The moral of the story, I suppose, is this. Archetypes are always with us. They just change clothes. But they never really go away.

See you next week.

5 Comments

  1. No, Wolverine ain’t Tarzan. Not to me.
    “The odd thing is, Rudyard Kipling’s Jungle Book not only came before Burroughs’ Tarzan of the Apes” As Greg points out in the article, the innovator isn’t always the classic. ERB wasn’t first with sword-and-planet adventure either but Barsoom put Gullivar of Mars to shame too.
    Greg understates Sheena’s influence. Reading one of those public-domain comics collections I discovered Fiction House put out a shit ton of Sheena knockoffs.
    I liked Wait’s Ka-Zar for the simple insight that unlike Tarzan, Ka-Zar was old enough to remember life in the civilized world and sometimes misses it. That’s as close as Ka-Zar ever came to interesting.
    There’s a line in the Inferior Five’s Tarzan parody where Merryman protests at finding a lost city in the middle of jungle and Darwin of the Apes replies “Seriously? I stumble over lost civilizations all the time.”

  2. Jeff Nettleton

    There were also one or two Mowgli stories in Marvel Fanfare, with, I think, Gil Kane art. I believe the P Craig Russell stuff was reprinted, though. It’s out of print now; but, NBM collected them in 1997. Not sure if it has seen any further reprints.

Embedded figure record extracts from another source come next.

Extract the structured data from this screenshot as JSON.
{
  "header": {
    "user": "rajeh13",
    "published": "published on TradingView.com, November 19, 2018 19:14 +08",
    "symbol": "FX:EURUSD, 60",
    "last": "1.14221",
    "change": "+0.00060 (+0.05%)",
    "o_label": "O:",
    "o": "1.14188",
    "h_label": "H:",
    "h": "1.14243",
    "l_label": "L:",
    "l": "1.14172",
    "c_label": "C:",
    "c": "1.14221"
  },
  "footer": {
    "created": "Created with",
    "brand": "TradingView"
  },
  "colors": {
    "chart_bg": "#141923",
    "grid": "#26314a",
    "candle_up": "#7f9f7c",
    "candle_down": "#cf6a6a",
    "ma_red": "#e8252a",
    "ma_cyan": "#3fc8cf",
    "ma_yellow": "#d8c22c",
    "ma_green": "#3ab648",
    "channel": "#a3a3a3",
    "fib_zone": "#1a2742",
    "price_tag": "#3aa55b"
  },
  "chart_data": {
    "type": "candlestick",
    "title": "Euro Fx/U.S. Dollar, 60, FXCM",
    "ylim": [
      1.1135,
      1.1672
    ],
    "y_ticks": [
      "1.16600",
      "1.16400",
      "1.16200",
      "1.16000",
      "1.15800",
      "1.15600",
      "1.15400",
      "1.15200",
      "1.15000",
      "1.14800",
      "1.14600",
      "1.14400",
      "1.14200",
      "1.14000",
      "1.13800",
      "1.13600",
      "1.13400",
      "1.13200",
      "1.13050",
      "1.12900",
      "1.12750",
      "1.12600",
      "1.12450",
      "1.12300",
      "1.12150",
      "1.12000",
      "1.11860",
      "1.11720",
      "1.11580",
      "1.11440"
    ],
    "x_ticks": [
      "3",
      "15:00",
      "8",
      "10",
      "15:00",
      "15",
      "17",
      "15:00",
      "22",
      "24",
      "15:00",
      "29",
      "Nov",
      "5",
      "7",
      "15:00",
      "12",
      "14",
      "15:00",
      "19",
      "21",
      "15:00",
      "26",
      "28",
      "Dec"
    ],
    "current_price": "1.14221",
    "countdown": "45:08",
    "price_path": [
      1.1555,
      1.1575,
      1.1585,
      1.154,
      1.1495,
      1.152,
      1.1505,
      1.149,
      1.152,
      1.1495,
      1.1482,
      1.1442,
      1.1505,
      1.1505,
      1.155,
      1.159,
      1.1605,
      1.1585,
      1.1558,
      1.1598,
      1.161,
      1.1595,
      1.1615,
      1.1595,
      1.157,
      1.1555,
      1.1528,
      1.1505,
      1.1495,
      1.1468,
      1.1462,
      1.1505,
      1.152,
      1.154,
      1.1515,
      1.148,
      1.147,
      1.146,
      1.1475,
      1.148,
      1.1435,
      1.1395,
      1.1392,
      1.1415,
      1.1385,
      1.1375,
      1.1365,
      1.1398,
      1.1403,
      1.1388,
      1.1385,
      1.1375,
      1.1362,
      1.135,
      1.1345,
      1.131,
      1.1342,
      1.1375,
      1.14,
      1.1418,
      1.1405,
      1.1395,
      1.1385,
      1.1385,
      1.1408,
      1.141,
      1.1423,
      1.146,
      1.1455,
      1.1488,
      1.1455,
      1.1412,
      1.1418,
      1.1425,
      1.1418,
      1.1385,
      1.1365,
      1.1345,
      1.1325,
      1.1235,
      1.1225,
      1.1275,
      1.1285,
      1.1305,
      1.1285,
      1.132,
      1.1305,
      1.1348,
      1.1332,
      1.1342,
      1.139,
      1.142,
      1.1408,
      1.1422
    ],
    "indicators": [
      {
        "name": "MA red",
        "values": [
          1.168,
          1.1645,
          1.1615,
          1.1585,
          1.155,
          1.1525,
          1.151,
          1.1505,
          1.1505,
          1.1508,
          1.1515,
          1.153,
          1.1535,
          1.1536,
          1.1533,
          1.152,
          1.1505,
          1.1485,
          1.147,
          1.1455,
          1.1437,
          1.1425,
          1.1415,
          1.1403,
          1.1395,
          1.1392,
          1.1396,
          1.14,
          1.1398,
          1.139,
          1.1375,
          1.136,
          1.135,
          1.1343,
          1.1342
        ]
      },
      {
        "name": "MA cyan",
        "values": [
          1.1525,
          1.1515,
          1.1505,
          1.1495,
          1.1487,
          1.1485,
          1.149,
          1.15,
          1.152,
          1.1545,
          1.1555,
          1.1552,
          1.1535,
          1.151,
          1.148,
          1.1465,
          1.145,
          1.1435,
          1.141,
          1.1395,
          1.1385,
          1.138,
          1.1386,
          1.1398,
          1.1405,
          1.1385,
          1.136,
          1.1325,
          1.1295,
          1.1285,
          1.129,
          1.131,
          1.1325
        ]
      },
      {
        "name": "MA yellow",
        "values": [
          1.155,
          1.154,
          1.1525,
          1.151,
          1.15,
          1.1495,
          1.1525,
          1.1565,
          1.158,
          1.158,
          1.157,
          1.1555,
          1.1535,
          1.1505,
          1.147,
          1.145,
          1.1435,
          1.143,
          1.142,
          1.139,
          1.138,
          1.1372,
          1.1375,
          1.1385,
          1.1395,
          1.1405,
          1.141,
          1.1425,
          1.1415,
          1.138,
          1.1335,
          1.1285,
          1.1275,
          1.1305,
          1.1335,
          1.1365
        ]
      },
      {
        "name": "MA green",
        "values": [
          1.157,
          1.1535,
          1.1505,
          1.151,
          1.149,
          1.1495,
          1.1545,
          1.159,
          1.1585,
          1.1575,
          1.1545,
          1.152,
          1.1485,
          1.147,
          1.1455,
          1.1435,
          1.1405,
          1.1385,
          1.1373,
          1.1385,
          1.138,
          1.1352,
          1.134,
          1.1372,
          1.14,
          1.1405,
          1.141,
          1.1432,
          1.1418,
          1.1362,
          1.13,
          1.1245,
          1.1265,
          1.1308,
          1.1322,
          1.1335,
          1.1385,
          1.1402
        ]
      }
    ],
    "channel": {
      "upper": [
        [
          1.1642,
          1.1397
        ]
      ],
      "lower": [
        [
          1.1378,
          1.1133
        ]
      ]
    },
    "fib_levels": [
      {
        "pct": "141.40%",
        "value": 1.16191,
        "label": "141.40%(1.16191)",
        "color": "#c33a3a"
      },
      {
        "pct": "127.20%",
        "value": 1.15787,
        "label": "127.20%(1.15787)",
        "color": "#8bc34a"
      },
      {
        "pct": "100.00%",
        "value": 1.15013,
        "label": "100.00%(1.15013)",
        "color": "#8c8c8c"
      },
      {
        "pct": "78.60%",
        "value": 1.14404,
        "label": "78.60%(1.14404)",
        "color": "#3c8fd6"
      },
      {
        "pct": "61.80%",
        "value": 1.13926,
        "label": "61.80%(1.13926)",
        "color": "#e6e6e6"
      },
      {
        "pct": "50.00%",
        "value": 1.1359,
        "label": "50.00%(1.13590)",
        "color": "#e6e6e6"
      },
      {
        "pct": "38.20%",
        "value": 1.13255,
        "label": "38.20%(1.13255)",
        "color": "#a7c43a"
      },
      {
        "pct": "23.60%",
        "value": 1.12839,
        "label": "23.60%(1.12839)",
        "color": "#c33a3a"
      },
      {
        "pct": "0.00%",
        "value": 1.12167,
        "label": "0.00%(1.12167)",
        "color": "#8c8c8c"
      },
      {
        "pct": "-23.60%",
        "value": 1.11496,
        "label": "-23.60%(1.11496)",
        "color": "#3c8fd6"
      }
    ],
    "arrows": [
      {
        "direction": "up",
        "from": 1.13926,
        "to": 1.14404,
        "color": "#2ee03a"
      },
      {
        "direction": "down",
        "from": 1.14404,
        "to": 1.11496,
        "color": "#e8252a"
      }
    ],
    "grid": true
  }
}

    I remember the first time seeing the All-New Superfriends episode, with Rima as the guest hero. I had seen her in DC’s house ads of the early 70s; but never the comic; but, I knew she wasn’t a JLA member, since I read that comic fairly steadily. Then again, neither was Robin. At least she was “real,” unlike Black Vulcan, Samurai or Apache Chief.

  3. Craig

    Pellucidar is ERB’s At The Earth’s Core series. But if Ka-Zar’s Savage Land is in Antarctica I think that makes the setting more like The Land That Time Forgot, also by ERB.

  4. Edo Bosnar

    I remember watching two of the Kipling adaptations by Chuck Jones, Mowgli’s Brothers and Rikki-Tikki-Tavi, when I was a kid and really liking them – yes, they hew more closely to the original stories (which I hadn’t yet read at that point in my life) and I think the animation is better suited for them than the Disney style. And I just checked and saw that all three of them (i.e., the White Seal as well) are on YouTube – definitely going to be (re)watching those soon.

    Out of the comics mentioned, I definitely agree that the Jones (and Anderson) Ka-Zar series stands head and shoulders above everything else here. And his advice about hunting for back issues on ebay (elsewhere) is still pertinent, since the omnibus is prohibitively expensive (for me, anyway).